PON 2016 Cabang Bulu Tangkis

Ihsan Maulana Pimpin Tim Beregu Putra Jawa Tengah Taklukkan Sulawesi Utara

Ahmad Rofahan    •    19 September 2016 18:38 WIB
pon 2016
Ihsan Maulana Pimpin Tim Beregu Putra Jawa Tengah Taklukkan Sulawesi Utara
Ihsan Maulana memimpin tim Jawa Tengah menang atas tim Sulawesi Utara di arena PON 2016 Jawa Barat (Dok: Antara)

Metrotvnews.com, Cirebon: Tim beregu putra bulu tangkis Jawa Tengah menang mudah atas tim bulu tangkis putra Sulawesi Utara dengan skor telak 5-0 di cabang olahraga bulu tangkis Pekan Olahraga Nasional (PON) XIX/2016, Senin 19 September 2016. Kemenangan Jawa Tengah dibuka tunggal pertama mereka, Ihsan Maulana Mustofa yang menang melawan Christofel Patricia Karinda.
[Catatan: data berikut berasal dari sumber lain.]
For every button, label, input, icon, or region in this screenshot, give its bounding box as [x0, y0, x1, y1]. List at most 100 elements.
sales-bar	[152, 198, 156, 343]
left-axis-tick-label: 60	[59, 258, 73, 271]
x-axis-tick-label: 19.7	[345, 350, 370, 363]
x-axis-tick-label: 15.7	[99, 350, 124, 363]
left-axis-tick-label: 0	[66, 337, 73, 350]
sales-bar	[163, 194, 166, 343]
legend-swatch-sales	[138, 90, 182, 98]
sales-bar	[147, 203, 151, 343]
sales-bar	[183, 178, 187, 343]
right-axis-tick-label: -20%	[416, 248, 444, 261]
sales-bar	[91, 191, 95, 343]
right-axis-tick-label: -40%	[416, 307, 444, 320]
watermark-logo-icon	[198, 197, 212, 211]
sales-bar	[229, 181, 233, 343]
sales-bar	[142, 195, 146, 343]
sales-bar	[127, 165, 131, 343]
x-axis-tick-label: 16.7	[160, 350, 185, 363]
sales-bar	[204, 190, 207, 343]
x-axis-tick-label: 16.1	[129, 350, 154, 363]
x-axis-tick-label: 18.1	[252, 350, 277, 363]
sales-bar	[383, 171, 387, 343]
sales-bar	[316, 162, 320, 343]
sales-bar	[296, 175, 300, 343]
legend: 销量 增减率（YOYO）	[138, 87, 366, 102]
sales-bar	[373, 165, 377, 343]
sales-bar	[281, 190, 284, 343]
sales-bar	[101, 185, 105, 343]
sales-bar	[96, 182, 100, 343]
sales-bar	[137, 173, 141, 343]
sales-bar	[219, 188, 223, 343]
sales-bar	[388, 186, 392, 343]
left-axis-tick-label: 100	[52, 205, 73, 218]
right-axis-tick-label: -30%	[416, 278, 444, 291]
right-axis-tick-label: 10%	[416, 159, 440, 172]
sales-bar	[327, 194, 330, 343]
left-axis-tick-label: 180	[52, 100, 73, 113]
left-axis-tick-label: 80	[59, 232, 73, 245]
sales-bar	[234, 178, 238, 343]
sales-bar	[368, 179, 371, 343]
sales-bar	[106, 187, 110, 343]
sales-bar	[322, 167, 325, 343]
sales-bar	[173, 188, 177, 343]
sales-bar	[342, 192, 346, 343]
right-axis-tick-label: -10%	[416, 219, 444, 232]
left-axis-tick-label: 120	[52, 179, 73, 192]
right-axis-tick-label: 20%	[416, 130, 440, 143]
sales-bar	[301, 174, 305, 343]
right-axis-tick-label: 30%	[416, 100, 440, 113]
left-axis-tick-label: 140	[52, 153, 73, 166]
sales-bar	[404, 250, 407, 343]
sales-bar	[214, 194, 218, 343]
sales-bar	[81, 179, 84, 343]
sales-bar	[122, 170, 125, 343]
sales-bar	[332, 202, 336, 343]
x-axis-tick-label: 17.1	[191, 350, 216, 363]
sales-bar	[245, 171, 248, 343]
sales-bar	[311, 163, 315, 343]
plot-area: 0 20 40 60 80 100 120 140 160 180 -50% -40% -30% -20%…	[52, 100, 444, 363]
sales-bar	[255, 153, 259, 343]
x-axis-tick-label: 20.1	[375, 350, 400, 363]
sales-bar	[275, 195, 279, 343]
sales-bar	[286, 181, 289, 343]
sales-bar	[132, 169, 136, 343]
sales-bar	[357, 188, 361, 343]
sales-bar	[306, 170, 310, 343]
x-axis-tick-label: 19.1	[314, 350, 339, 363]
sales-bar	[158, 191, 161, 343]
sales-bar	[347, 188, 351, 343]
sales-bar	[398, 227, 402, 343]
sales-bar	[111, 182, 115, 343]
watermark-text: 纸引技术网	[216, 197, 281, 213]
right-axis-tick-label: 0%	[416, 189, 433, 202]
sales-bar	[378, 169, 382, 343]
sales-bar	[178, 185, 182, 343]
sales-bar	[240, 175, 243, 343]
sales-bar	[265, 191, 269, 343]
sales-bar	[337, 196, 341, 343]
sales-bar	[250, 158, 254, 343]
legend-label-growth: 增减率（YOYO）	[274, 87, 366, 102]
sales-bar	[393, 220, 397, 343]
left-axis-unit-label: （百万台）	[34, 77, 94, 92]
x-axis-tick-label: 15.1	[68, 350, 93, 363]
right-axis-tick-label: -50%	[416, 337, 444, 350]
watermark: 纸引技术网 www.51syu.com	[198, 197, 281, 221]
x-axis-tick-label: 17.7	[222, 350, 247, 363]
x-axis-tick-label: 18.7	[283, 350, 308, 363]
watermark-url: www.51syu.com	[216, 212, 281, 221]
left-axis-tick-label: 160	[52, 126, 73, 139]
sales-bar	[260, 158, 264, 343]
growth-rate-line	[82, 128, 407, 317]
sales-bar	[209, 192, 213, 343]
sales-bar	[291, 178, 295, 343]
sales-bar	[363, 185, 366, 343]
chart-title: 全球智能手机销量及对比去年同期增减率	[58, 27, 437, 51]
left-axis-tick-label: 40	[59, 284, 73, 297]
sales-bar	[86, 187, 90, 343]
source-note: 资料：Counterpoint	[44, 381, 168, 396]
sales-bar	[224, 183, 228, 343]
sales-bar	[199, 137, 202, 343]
Ihsan harus meladeni permainan andalan Sulawesi Utara itu dengan rubber set.

Pada set pertama, Ihsan kalah 18-21. Namun Ihsan berhasil memutarbalikkan keadaan dengan memenangkan di dua set selanjutnya dengan skor 21-12 dan 21-12. Untuk mencapai kemenangan tersebut Ihsan membutuhkan waktu 55 menit.

Kemenangan tim Jateng berlanjut di ganda putra. Menurunkan pasangan Kenas Adi Haryanto/Praveen Jordan, Jateng berhasil menambah poin usai mengalahkan pasangan Sulut, Endrue Tampi/Zachariah Josiahno Sumanti dua set langsung 21-13 dan 21-17.

(Baca juga:Tim Bulu Tangkis Beregu Putri Jawa Barat Menang Telak atas Sumatera Utara)

Jawa Tengah memastikan kemenangannya, setelah tunggal kedua Shesar Hiren Rhustavito mengalahkan tunggal kedua Sulawesi Utara Ikhsan Leonardo Imanuel ruber set 17-21, 21-8 dan 21-17. Pertandingan di partai ketiga ini memakan waktu cukup panjang, hingga 57 menit.

Sedangkan dua poin lainnya yang juga dikunci kemenangannya oleh atlet Jateng, disumbangkan ganda putra Lukhi Apri Nugroho/Tedi Supriadi yang mengalahkan Meldrick Ruardo Korban/Timoti Wuisan dua set langsung 21-13 dan 21-12. Tunggal ketiga tim Jateng juga sukses mengalahkan lawannya dua set 21-13 dan 21-10.

Jadwal selanjutnya, Selasa besok, tim beregu putra Jawa Tengah akan melawan tim Sumatra Utara.